Ce processus de valuation permet d’établir petit à petit une relation d’ordre total sur les objets, par rapport à un étalon qui est l’argent13. Et c’est là où le serpent se mord la queue puisque l’argent correspond très exactement à la confiance qu’ont ses utilisateurs en le fait qu’il possède une valeur intrinsèque. Mais comme le notait Georg Simmel dans la Philosophie de l’Argent, dont les analyses me semblent bien plus pertinentes et générales que celles de Marx sur le même sujet, le prix, et donc où se place un objet sur l’échelle des valeurs, n’a pas d’objectivité mais n’est que la résultante de l’intersubjectivité des désirs des individus s’intéressant à l’objet nécessitant un prix.

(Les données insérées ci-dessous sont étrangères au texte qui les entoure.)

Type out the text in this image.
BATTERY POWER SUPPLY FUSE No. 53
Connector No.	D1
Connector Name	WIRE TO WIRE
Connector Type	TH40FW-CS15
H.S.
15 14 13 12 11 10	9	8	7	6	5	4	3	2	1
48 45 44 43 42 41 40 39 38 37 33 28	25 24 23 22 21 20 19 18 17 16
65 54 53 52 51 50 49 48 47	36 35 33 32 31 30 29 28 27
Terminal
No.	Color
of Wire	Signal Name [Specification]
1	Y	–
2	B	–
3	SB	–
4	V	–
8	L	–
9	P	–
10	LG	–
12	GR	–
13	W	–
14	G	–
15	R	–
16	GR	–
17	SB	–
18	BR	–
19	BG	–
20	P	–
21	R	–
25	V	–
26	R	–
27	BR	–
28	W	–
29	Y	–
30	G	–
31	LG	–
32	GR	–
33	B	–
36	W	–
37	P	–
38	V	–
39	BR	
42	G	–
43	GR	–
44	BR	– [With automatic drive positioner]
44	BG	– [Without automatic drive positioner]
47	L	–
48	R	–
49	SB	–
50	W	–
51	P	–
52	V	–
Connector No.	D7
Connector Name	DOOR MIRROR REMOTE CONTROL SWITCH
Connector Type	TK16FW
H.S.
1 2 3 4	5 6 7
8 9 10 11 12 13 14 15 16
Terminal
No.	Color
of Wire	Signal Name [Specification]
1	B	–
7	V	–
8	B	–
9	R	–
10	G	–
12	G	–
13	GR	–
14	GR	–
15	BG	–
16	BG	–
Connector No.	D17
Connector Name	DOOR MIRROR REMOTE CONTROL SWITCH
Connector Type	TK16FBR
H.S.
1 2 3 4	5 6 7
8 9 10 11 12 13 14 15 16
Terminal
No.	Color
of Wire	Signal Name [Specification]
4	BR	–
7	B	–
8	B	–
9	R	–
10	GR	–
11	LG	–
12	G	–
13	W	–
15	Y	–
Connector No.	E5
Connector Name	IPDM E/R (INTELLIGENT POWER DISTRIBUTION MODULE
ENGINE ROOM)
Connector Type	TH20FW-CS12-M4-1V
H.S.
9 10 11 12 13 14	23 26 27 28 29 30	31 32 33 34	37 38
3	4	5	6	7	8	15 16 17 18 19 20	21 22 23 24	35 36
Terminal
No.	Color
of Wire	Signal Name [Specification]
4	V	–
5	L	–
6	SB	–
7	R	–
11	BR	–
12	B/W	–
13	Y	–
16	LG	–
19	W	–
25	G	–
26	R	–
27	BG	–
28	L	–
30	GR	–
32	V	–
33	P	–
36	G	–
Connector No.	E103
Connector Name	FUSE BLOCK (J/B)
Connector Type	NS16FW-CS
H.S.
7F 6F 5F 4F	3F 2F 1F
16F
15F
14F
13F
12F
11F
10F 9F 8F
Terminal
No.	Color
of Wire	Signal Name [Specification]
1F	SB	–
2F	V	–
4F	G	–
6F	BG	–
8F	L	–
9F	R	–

On s’aperçoit donc que le prix et l’argent en général ne sont que le produit d’une construction sociale et ne peut donc s’apparenter à une évaluation universelle, ni même prétendre à être une évidence absolue, comme arrêtée pour l’éternité. Au contraire, il s’agit d’un arrêté consensuel tout à fait temporaire, qui ne dure que tant que parce qu’on en est satisfait. Rappelons que le terme « fiduciaire » qui s’applique à la monnaie sous forme de billets et de pièce a pour étymologie fiducia, c’est-à-dire la confiance. En réalité, depuis qu’il n’existe plus d’étalon or, la monnaie en général, incluant la monnaie scripturale, est une monnaie basée sur la confiance de sa valeur (renforcée ou forcée dans une certaine mesure parce que l’on appelle le cours « légal et forcé » des moyens de paiement). Le fait que les valeurs des devises puissent varier au jour le jour les unes en fonction des autres sans aucun point de référence est une preuve de la construction sociale basée sur la confiance14. Une autre preuve de la construction sociale du prix comme valeur d’utilité est le fait qu’indépendamment de ce processus, tout à chacun effectue alors une évaluation interne en composant avec le prix, la propre quantité d’argent dont il dispose, et son désir d’acquérir l’objet ou le service.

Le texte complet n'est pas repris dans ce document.